1.0.1 • Published 6 months ago

crawl-to-markdown v1.0.1

Weekly downloads
-
License
MIT
Repository
github
Last release
6 months ago

Crawl-to-Markdown

Crawl-to-Markdown is a TypeScript package designed to search search engines for a given keyword, crawl the resulting websites, and return their content in Markdown format. It can also directly crawl specified websites, making it a versatile tool for content extraction, documentation, or SEO analysis.

Features

  • Search search engines for keywords and crawl the results.
  • Crawl websites directly by providing URLs.
  • Extract web content and deliver it in markdown format.
  • Ideal for developers, content creators, and SEO specialists.
  • Built-in support for structured data extraction.

Installation

Install the package via npm:

npm install crawl-to-markdown

Usage

1. Crawl Search Engine Results for a Given Keyword

You can provide a keyword, and the package will search the web and crawl the top results, returning the content in markdown format:

import { MarkdownCrawler } from 'crawl-to-markdown';

const keyword = 'How to outperform your self';
const crawler = new MarkdownCrawler(true);
const result = await crawler.crawlFromKeyword(keyword, 'google');

2. Crawl a Specific Website

If you want to crawl a specific website and extract its content:

import { MarkdownCrawler } from 'crawl-to-markdown';

const url = 'https://example.com';
const crawler = new MarkdownCrawler(true);
const result = await crawler.crawlFromUrl(url);

API

crawlFromKeyword(keyword: string): Promise<string>

  • keyword: A keyword to search in search engines.
  • Returns a promise that resolves to the markdown content extracted from the top search results.

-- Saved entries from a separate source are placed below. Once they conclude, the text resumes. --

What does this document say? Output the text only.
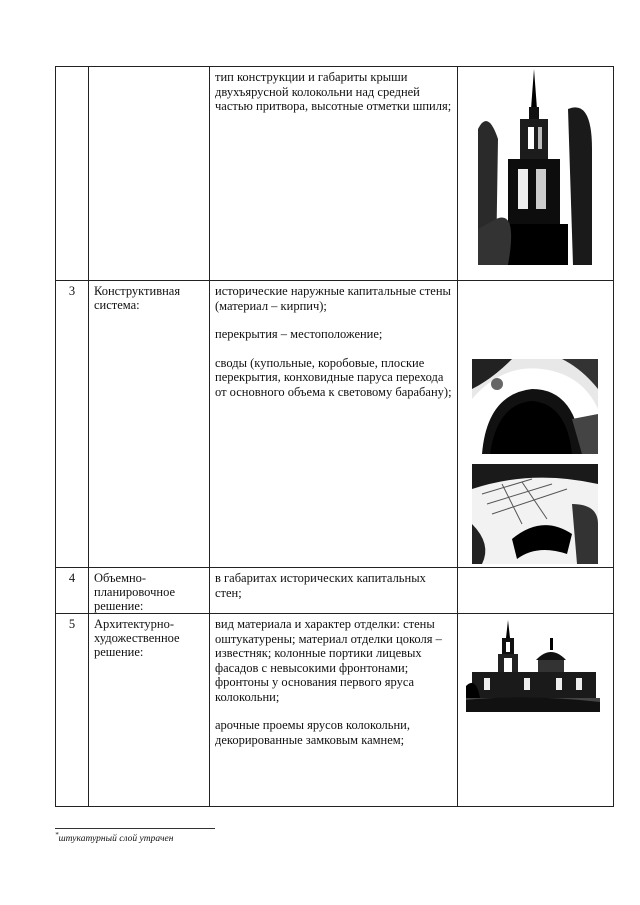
		тип конструкции и габариты крыши двухъярусной колокольни над средней частью притвора, высотные отметки шпиля;

3	Конструктивная система:	исторические наружные капитальные стены (материал – кирпич);

перекрытия – местоположение;

своды (купольные, коробовые, плоские перекрытия, конховидные паруса перехода от основного объема к световому барабану);

4	Объемно-планировочное решение:	в габаритах исторических капитальных стен;	

5	Архитектурно-художественное решение:	вид материала и характер отделки: стены оштукатурены; материал отделки цоколя – известняк; колонные портики лицевых фасадов с невысокими фронтонами; фронтоны у основания первого яруса колокольни;

арочные проемы ярусов колокольни, декорированные замковым камнем;

*штукатурный слой утрачен
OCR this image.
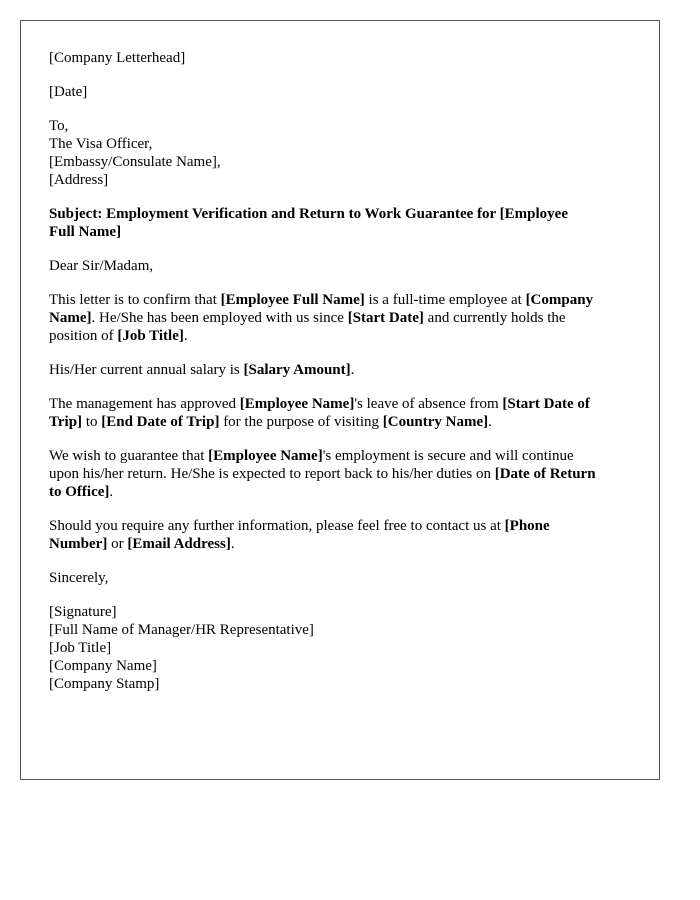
[Company Letterhead]
[Date]
To,
The Visa Officer,
[Embassy/Consulate Name],
[Address]
Subject: Employment Verification and Return to Work Guarantee for [Employee
Full Name]
Dear Sir/Madam,
This letter is to confirm that [Employee Full Name] is a full-time employee at [Company
Name]. He/She has been employed with us since [Start Date] and currently holds the
position of [Job Title].
His/Her current annual salary is [Salary Amount].
The management has approved [Employee Name]'s leave of absence from [Start Date of
Trip] to [End Date of Trip] for the purpose of visiting [Country Name].
We wish to guarantee that [Employee Name]'s employment is secure and will continue
upon his/her return. He/She is expected to report back to his/her duties on [Date of Return
to Office].
Should you require any further information, please feel free to contact us at [Phone
Number] or [Email Address].
Sincerely,
[Signature]
[Full Name of Manager/HR Representative]
[Job Title]
[Company Name]
[Company Stamp]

crawlFromUrl(url: string): Promise<string>

  • url: A specific website URL to crawl.
  • Returns a promise that resolves to the markdown content of the crawled webpage.

Example Output

Here’s an example of what the markdown output might look like:

# Example Website Title

## Introduction

This is an example content scraped from the website.

## Section 1: Overview

Details about the first section...

## Conclusion

Final thoughts and summary...

License

This project is licensed under the MIT License. See the LICENSE file for more details.